Often the two concepts are confused
In machine learning papers, both terms “Out of Distribution” and “Out of Domain” come up in discussions about generalization. Do these mean the same thing? Actually, they are different concepts. (as I understand it)
In the context of machine learning, Out of Domain is a concept paired with Applicable Domain, and Out of Distribution is a concept paired with In Distribution.
- Applicable Domain and Out of Domain
— Applicable Domain
This term refers to the range or domain of data for which the model performs adequately for its intended purpose. This term broadly implies the characteristics and conditions of the data under which the model will function properly.
— Out of Domain
This term refers to data outside the original domain or range for which the model was designed or trained. This could include different characteristics or different types of data, not just different distributions.
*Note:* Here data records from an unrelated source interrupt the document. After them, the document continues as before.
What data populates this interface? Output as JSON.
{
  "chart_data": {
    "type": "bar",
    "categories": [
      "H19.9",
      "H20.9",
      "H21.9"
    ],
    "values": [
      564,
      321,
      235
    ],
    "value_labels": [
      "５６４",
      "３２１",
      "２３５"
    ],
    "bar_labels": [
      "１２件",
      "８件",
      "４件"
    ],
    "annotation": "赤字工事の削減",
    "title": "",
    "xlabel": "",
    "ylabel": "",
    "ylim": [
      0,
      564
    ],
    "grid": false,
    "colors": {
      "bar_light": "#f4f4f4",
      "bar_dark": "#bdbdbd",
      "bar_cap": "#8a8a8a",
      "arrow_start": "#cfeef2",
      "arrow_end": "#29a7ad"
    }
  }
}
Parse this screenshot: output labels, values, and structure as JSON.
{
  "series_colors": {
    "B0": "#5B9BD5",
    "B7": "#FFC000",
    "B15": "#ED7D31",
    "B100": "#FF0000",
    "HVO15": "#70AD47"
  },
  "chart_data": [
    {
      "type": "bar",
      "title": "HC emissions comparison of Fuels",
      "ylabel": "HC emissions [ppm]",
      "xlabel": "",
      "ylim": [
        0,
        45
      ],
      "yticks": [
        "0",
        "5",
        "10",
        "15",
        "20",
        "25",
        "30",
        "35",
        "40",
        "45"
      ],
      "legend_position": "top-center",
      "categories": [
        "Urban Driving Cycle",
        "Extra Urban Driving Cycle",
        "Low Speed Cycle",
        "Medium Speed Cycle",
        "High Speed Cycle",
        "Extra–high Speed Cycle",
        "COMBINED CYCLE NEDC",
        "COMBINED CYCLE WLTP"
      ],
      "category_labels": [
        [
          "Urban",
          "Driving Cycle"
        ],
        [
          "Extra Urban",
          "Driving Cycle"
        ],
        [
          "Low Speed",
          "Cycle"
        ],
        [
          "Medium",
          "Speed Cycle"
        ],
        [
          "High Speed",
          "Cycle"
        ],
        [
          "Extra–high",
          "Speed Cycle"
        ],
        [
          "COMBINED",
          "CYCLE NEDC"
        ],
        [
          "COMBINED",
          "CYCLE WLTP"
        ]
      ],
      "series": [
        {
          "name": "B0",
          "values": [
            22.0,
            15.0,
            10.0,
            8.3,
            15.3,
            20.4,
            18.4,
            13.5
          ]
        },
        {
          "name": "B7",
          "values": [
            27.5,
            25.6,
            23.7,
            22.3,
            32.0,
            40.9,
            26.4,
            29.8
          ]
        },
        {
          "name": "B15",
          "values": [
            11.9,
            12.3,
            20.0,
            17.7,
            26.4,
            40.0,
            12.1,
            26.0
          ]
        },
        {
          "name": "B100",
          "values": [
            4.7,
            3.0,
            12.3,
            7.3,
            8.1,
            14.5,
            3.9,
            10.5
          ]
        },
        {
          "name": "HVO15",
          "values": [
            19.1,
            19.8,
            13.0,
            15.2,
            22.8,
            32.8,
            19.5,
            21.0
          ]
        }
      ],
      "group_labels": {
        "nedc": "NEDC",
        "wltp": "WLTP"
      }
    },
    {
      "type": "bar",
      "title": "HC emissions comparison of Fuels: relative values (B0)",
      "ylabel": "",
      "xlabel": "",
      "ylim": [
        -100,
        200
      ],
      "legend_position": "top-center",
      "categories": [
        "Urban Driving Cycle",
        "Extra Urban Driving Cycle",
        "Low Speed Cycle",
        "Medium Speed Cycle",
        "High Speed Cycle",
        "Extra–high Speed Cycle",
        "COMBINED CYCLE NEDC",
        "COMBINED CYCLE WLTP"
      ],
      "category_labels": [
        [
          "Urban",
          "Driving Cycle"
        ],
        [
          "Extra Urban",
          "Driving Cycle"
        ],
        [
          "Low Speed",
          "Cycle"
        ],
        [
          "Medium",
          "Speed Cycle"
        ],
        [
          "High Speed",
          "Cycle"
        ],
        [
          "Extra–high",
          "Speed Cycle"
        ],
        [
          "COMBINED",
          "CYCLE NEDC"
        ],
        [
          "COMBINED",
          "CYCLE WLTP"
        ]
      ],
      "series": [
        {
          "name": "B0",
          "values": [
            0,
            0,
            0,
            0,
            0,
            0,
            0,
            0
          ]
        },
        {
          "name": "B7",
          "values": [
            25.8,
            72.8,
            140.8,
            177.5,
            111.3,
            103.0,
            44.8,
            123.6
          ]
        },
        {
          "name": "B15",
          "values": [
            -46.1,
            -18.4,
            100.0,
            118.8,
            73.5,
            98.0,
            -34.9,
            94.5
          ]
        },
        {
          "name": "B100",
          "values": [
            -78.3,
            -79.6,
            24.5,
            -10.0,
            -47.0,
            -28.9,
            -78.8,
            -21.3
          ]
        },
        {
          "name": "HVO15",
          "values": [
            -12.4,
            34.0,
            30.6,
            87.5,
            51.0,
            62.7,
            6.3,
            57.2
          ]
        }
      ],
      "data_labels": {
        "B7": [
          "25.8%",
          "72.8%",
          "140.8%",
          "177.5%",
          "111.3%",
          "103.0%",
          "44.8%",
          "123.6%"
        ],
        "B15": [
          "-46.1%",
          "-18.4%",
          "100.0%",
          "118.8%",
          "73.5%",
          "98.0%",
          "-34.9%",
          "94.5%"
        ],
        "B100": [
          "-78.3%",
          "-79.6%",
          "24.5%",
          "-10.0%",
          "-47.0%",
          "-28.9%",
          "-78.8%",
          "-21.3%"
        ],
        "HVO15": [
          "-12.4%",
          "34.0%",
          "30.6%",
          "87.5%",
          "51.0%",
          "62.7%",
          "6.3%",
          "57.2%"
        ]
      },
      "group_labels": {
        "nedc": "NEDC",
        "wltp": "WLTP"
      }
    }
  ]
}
- In Distribution and Out of Distribution
— In Distribution
This term refers to data from the same distribution as the data set used when the model was trained. In other words, data with the types and characteristics of data that the model is familiar with.
— Out of Distribution
This term refers to data from a distribution that is different from the distribution of the data the model saw during training. This means data that is unknown or anomalous to the model.
In short, Out of Distribution and Out of Domain have in common that they refer to unusual data for which the model may not function properly. However, when the unusual data is “data outside the domain of the training data,” it is Out of Domain, and when it is “data outside the distribution of the training data,” it is Out of Distribution.
Let me elaborate on this a bit more. Within the Applicable Domain, there may be Out of Distribution samples. Applicable Domain refers to the intended applicability domain in which the model was designed or trained. However, not all data within this domain will have the same distribution as the model’s training data. Data that follow this different distribution are Out of Distribution. On the other hand, it is rare to find In Distribution data within an Out of Domain, and most of the time it will be Out of Distribution data.
Consider the case of model training with English text data. If the model is trained on an extremely large amount of English text, most of the English texts will be Applicable Domain and In Distribution. However, if you forgot to include contractions that are used only by a subset of the population (e.g., young people, gamers, etc.) in the training data set, those contractions will be Applicable Domain and Out of Domain. Also, since the training data is English text only, Japanese text must be Out of Domain. In addition, since the distributional characteristics of most Japanese texts are different from those of English texts, most Japanese texts are Out of Distribution.